TOKYO >> Visitors to Japan can go cashless while traveling across the country, now that major rail operators have released prepaid, reloadable transportation cards, called IC cards, for tourists.

The Welcome Suica cards, offered by East Japan Railway Co., or JR East, add to a growing number of support services amid an influx of foreign travelers. The cards were released Sept. 1.

As with JR East’s regular Suica IC cards, the cards can be used to pay fares on buses, trains and metro lines as well as taxis, and to buy goods at convenience stores, kiosks, vending machines or grocery stores. They will also be accepted for payment at eateries that support the payment service.

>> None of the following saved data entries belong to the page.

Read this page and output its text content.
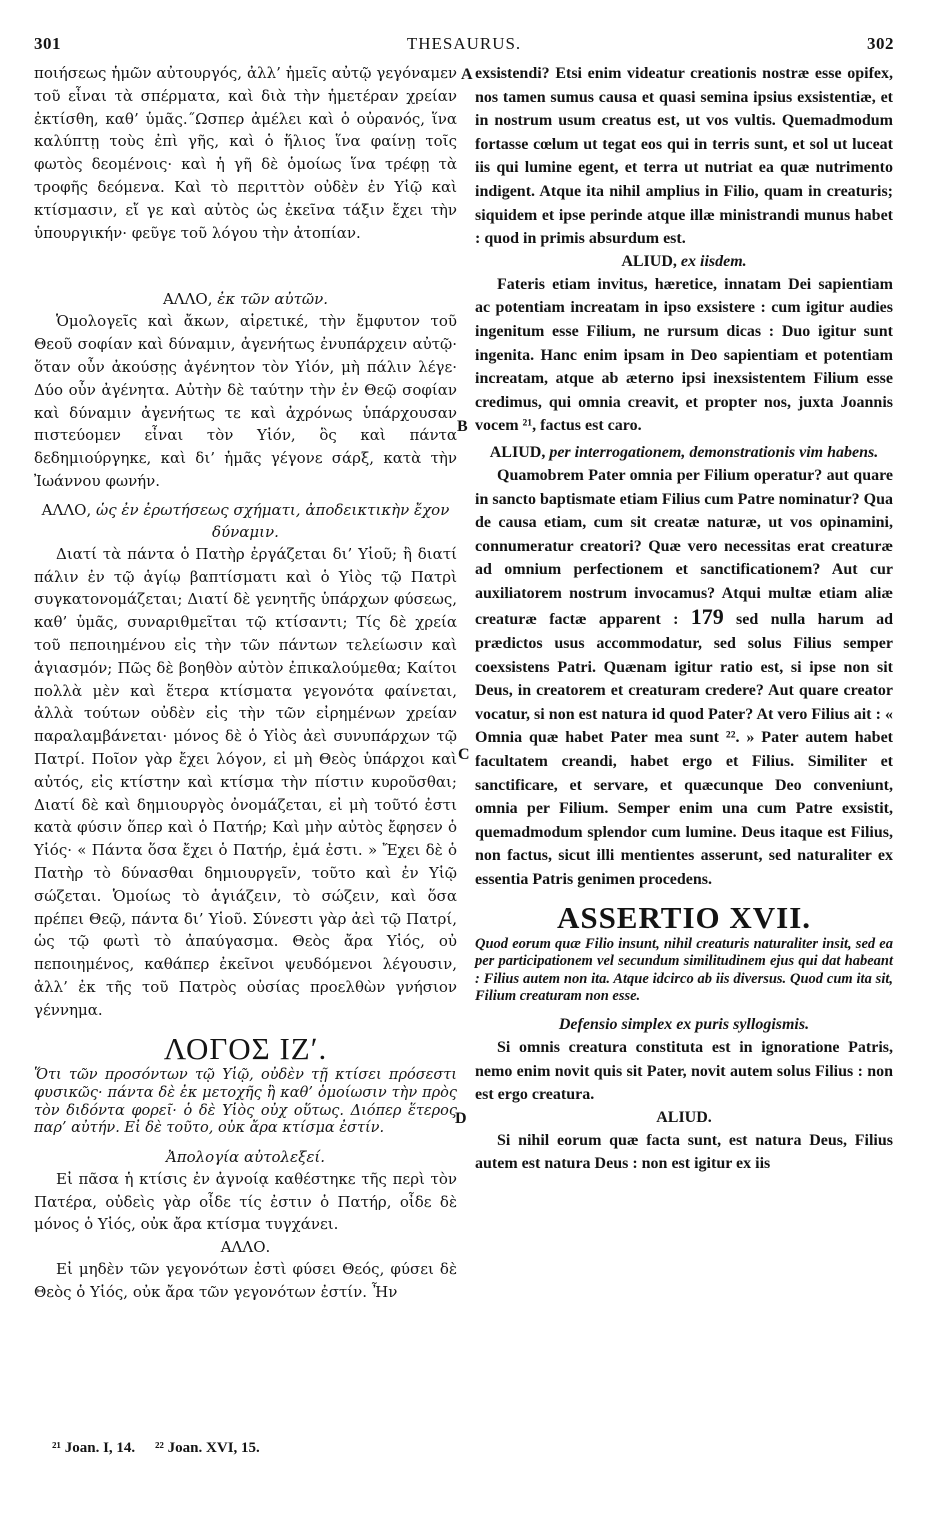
301	THESAURUS.	302
A
B
C
D

ποιήσεως ἡμῶν αὐτουργός, ἀλλ’ ἡμεῖς αὐτῷ γεγόναμεν τοῦ εἶναι τὰ σπέρματα, καὶ διὰ τὴν ἡμετέραν χρείαν ἐκτίσθη, καθ’ ὑμᾶς.˝Ωσπερ ἀμέλει καὶ ὁ οὐρανός, ἵνα καλύπτῃ τοὺς ἐπὶ γῆς, καὶ ὁ ἥλιος ἵνα φαίνῃ τοῖς φωτὸς δεομένοις· καὶ ἡ γῆ δὲ ὁμοίως ἵνα τρέφῃ τὰ τροφῆς δεόμενα. Καὶ τὸ περιττὸν οὐδὲν ἐν Υἱῷ καὶ κτίσμασιν, εἴ γε καὶ αὐτὸς ὡς ἐκεῖνα τάξιν ἔχει τὴν ὑπουργικήν· φεῦγε τοῦ λόγου τὴν ἀτοπίαν.

ΑΛΛΟ, ἐκ τῶν αὐτῶν.

Ὁμολογεῖς καὶ ἄκων, αἱρετικέ, τὴν ἔμφυτον τοῦ Θεοῦ σοφίαν καὶ δύναμιν, ἀγενήτως ἐνυπάρχειν αὐτῷ· ὅταν οὖν ἀκούσῃς ἀγένητον τὸν Υἱόν, μὴ πάλιν λέγε· Δύο οὖν ἀγένητα. Αὐτὴν δὲ ταύτην τὴν ἐν Θεῷ σοφίαν καὶ δύναμιν ἀγενήτως τε καὶ ἀχρόνως ὑπάρχουσαν πιστεύομεν εἶναι τὸν Υἱόν, ὃς καὶ πάντα δεδημιούργηκε, καὶ δι’ ἡμᾶς γέγονε σάρξ, κατὰ τὴν Ἰωάννου φωνήν.

ΑΛΛΟ, ὡς ἐν ἐρωτήσεως σχήματι, ἀποδεικτικὴν ἔχον δύναμιν.

Διατί τὰ πάντα ὁ Πατὴρ ἐργάζεται δι’ Υἱοῦ; ἢ διατί πάλιν ἐν τῷ ἁγίῳ βαπτίσματι καὶ ὁ Υἱὸς τῷ Πατρὶ συγκατονομάζεται; Διατί δὲ γενητῆς ὑπάρχων φύσεως, καθ’ ὑμᾶς, συναριθμεῖται τῷ κτίσαντι; Τίς δὲ χρεία τοῦ πεποιημένου εἰς τὴν τῶν πάντων τελείωσιν καὶ ἁγιασμόν; Πῶς δὲ βοηθὸν αὐτὸν ἐπικαλούμεθα; Καίτοι πολλὰ μὲν καὶ ἕτερα κτίσματα γεγονότα φαίνεται, ἀλλὰ τούτων οὐδὲν εἰς τὴν τῶν εἰρημένων χρείαν παραλαμβάνεται· μόνος δὲ ὁ Υἱὸς ἀεὶ συνυπάρχων τῷ Πατρί. Ποῖον γὰρ ἔχει λόγον, εἰ μὴ Θεὸς ὑπάρχοι καὶ αὐτός, εἰς κτίστην καὶ κτίσμα τὴν πίστιν κυροῦσθαι; Διατί δὲ καὶ δημιουργὸς ὀνομάζεται, εἰ μὴ τοῦτό ἐστι κατὰ φύσιν ὅπερ καὶ ὁ Πατήρ; Καὶ μὴν αὐτὸς ἔφησεν ὁ Υἱός· « Πάντα ὅσα ἔχει ὁ Πατήρ, ἐμά ἐστι. » Ἔχει δὲ ὁ Πατὴρ τὸ δύνασθαι δημιουργεῖν, τοῦτο καὶ ἐν Υἱῷ σώζεται. Ὁμοίως τὸ ἁγιάζειν, τὸ σώζειν, καὶ ὅσα πρέπει Θεῷ, πάντα δι’ Υἱοῦ. Σύνεστι γὰρ ἀεὶ τῷ Πατρί, ὡς τῷ φωτὶ τὸ ἀπαύγασμα. Θεὸς ἄρα Υἱός, οὐ πεποιημένος, καθάπερ ἐκεῖνοι ψευδόμενοι λέγουσιν, ἀλλ’ ἐκ τῆς τοῦ Πατρὸς οὐσίας προελθὼν γνήσιον γέννημα.

ΛΟΓΟΣ ΙΖʹ.
Ὅτι τῶν προσόντων τῷ Υἱῷ, οὐδὲν τῇ κτίσει πρόσεστι φυσικῶς· πάντα δὲ ἐκ μετοχῆς ἢ καθ’ ὁμοίωσιν τὴν πρὸς τὸν διδόντα φορεῖ· ὁ δὲ Υἱὸς οὐχ οὕτως. Διόπερ ἕτερος παρ’ αὐτήν. Εἰ δὲ τοῦτο, οὐκ ἄρα κτίσμα ἐστίν.
Ἀπολογία αὐτολεξεί.

Εἰ πᾶσα ἡ κτίσις ἐν ἀγνοίᾳ καθέστηκε τῆς περὶ τὸν Πατέρα, οὐδεὶς γὰρ οἶδε τίς ἐστιν ὁ Πατήρ, οἶδε δὲ μόνος ὁ Υἱός, οὐκ ἄρα κτίσμα τυγχάνει.

ΑΛΛΟ.

Εἰ μηδὲν τῶν γεγονότων ἐστὶ φύσει Θεός, φύσει δὲ Θεὸς ὁ Υἱός, οὐκ ἄρα τῶν γεγονότων ἐστίν. Ἦν

exsistendi? Etsi enim videatur creationis nostræ esse opifex, nos tamen sumus causa et quasi semina ipsius exsistentiæ, et in nostrum usum creatus est, ut vos vultis. Quemadmodum fortasse cœlum ut tegat eos qui in terris sunt, et sol ut luceat iis qui lumine egent, et terra ut nutriat ea quæ nutrimento indigent. Atque ita nihil amplius in Filio, quam in creaturis; siquidem et ipse perinde atque illæ ministrandi munus habet : quod in primis absurdum est.

ALIUD, ex iisdem.

Fateris etiam invitus, hæretice, innatam Dei sapientiam ac potentiam increatam in ipso exsistere : cum igitur audies ingenitum esse Filium, ne rursum dicas : Duo igitur sunt ingenita. Hanc enim ipsam in Deo sapientiam et potentiam increatam, atque ab æterno ipsi inexsistentem Filium esse credimus, qui omnia creavit, et propter nos, juxta Joannis vocem ²¹, factus est caro.

ALIUD, per interrogationem, demonstrationis vim habens.

Quamobrem Pater omnia per Filium operatur? aut quare in sancto baptismate etiam Filius cum Patre nominatur? Qua de causa etiam, cum sit creatæ naturæ, ut vos opinamini, connumeratur creatori? Quæ vero necessitas erat creaturæ ad omnium perfectionem et sanctificationem? Aut cur auxiliatorem nostrum invocamus? Atqui multæ etiam aliæ creaturæ factæ apparent : 179 sed nulla harum ad prædictos usus accommodatur, sed solus Filius semper coexsistens Patri. Quænam igitur ratio est, si ipse non sit Deus, in creatorem et creaturam credere? Aut quare creator vocatur, si non est natura id quod Pater? At vero Filius ait : « Omnia quæ habet Pater mea sunt ²². » Pater autem habet facultatem creandi, habet ergo et Filius. Similiter et sanctificare, et servare, et quæcunque Deo conveniunt, omnia per Filium. Semper enim una cum Patre exsistit, quemadmodum splendor cum lumine. Deus itaque est Filius, non factus, sicut illi mentientes asserunt, sed naturaliter ex essentia Patris genimen procedens.

ASSERTIO XVII.
Quod eorum quæ Filio insunt, nihil creaturis naturaliter insit, sed ea per participationem vel secundum similitudinem ejus qui dat habeant : Filius autem non ita. Atque idcirco ab iis diversus. Quod cum ita sit, Filium creaturam non esse.
Defensio simplex ex puris syllogismis.

Si omnis creatura constituta est in ignoratione Patris, nemo enim novit quis sit Pater, novit autem solus Filius : non est ergo creatura.

ALIUD.

Si nihil eorum quæ facta sunt, est natura Deus, Filius autem est natura Deus : non est igitur ex iis

²¹ Joan. I, 14. ²² Joan. XVI, 15.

“Improving travelers’ experience and making it more convenient is our main goal,” said a spokesman for JR East.

The cards, featuring white cherry blossom flowers on a red background, inspired by Japan’s flag, are available in six versions, with balances ranging from 1,000 yen (about $9.25) to 10,000 yen. The primary benefit of the service is that foreign visitors aren’t required to pay an initial 500 yen deposit, which is required for JR’s regular prepaid cards. The exemption will save travelers from having to stand in line to get the deposit refunded at the end of their trip.

Pasmo Co., the issuer of Pasmo IC cards for rail operators including Tokyo Metro Co., has also released its own Pasmo Passport card, with a design that features Japan’s beloved mascot Hello Kitty and two other Sanrio characters, set against a backdrop of cherry blossoms and popular sightseeing spots such as Mount Fuji and the Tokyo Skytree. The initial price is 2,000 yen, including an issuance fee of 500 yen.

Both cards can be purchased at Narita and Haneda airports, as well as at railway pass counters and tourist information centers at Tokyo’s major stations including Ueno, Shinjuku, Ginza, Tokyo and Shibuya. Cards can be used for 28 days and can be reloaded at train stations nationwide. They often come with other benefits, such as gifts and discounts at some hotels and stores.

Balances on cards are not refunded, and the cards can’t be reissued. But according to operators, travelers can keep them as souvenirs.